Last updated on June 26th, 2020 at 03:18 am
Last Updated on June 26, 2020 Posted by Colonial Acres Coins
The 2019 Special Wrap Roll Collection: First Strikes
Every coin in the First Strike collection is one of the first 2019-dated Canadian circulation coins struck at the Mint facility in Winnipeg. Each of the uncirculated versions of the five denominations, including the classic Canadian 25-cent coin, comes in a special wrap roll that is rolled in a premium wrapper and sealed with a holographic label, a special touch introduced in 2019.
The Five Designs
Each design on the five denominations of Canadian coins was carefully chosen to represent Canada and a facet of the country’s history or culture.
- The Polar Bear – Introduced in 1996 the bi-metallic $2 coin features the polar bear, a symbol of strength.
- The Common Loon – The dollar coin with the solitary loon made its debut in 1987 and has become the defining image of Canadian currency.
- The Caribou – This large caribou first appeared on the classic 25-cent coin in Canada as far back as 1937.
- The Bluenose schooner – Like the Caribou, the enduring image of Canada’s maritime history, the Bluenose schooner first appeared on the 10-cent coin in 1937.
- The Beaver – This animal is synonymous with Canada and also made its appearance on the 5-cent coin in 1937.
You may think that all coins are created equal but this is not the case, some coins are simply better than others. There are a number of different strike types, including Proof Strike, Circulation Strike, and Special Mint Strike, and this will determine the quality of the coins.
The strike type of a coin refers to the particular minting process that was used to strike the planchet or metal disc into the coin.
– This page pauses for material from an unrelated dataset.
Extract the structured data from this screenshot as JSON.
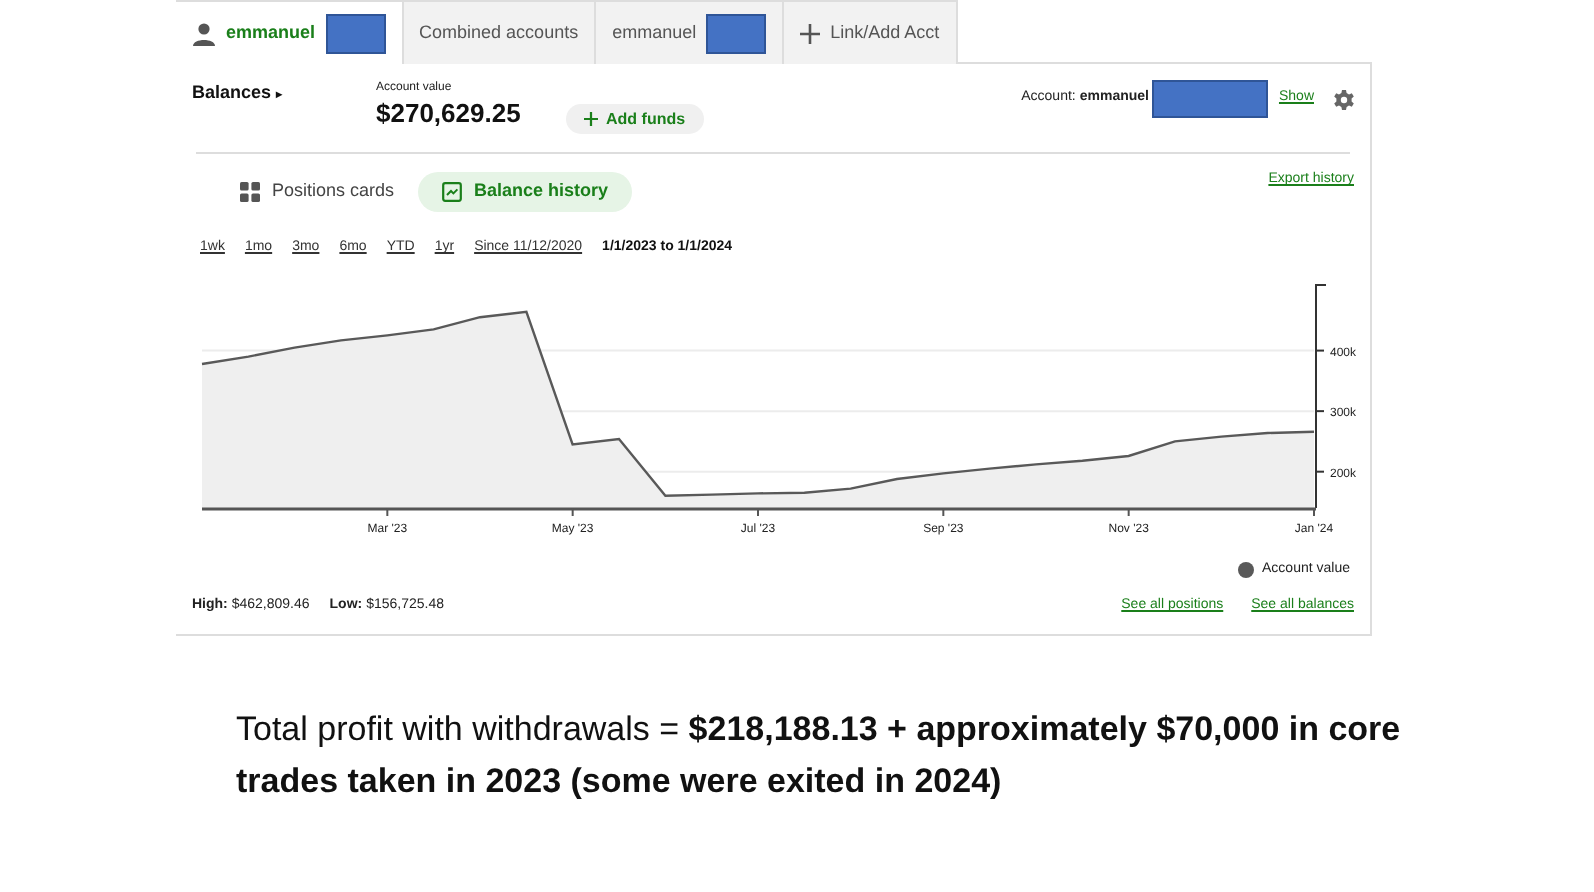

The Proof Strike is the highest quality strike and during this process, the mint workers take special care in handling the blanks and planchets to reduce scrapes and scratches. The planchets are washed and polished to produce an almost mirror-like surface and each planchet is placed in a separate compartment on a tray to prevent rubbing or scratching. The dies used to produce Proof Strikes are also specially prepared and each finished proof coin is removed from the press using cotton gloves or soft-tipped tweezers to ensure that the coin is not damaged before it is carefully packed for transport.
The Circulation Strike is also known as the business strike and is the most common type of strike. The primary purpose of any mint is to produce coins for public use and the Circulation Strike is the most economical and efficient form of coin production. The blanks and planchets are handled in bulk and no special attention is given to the processing of the raw material or the finished product. As the coins leave the press they fall into large bins before being counted and packaged for transport.
Special Mint Strikes
The Special Mint Strike is better quality than the Circulation Strike but not quite to the high standard of the Proof Strike. Special care is taken with the handling of the blanks and planchets, the preparation of the coining die and the handling of the finished product. But the coins are produced faster than during a Proof Strike so there will be more scratches and imperfections.
The Mints Winnipeg Facility
Every single Canadian circulation coin is produced in the high-tech, high-volume manufacturing facility in Winnipeg. The 14,864 m2 state-of-the-art facility was established in 1976 and the 50-ton presses can churn out over 1000 coins per second. Literally, billions of coins are struck in this facility every year and it is not just Canadian coins that are made in Winnipeg, the Mint has produced over 55 billion coins for more than 75 countries around the world.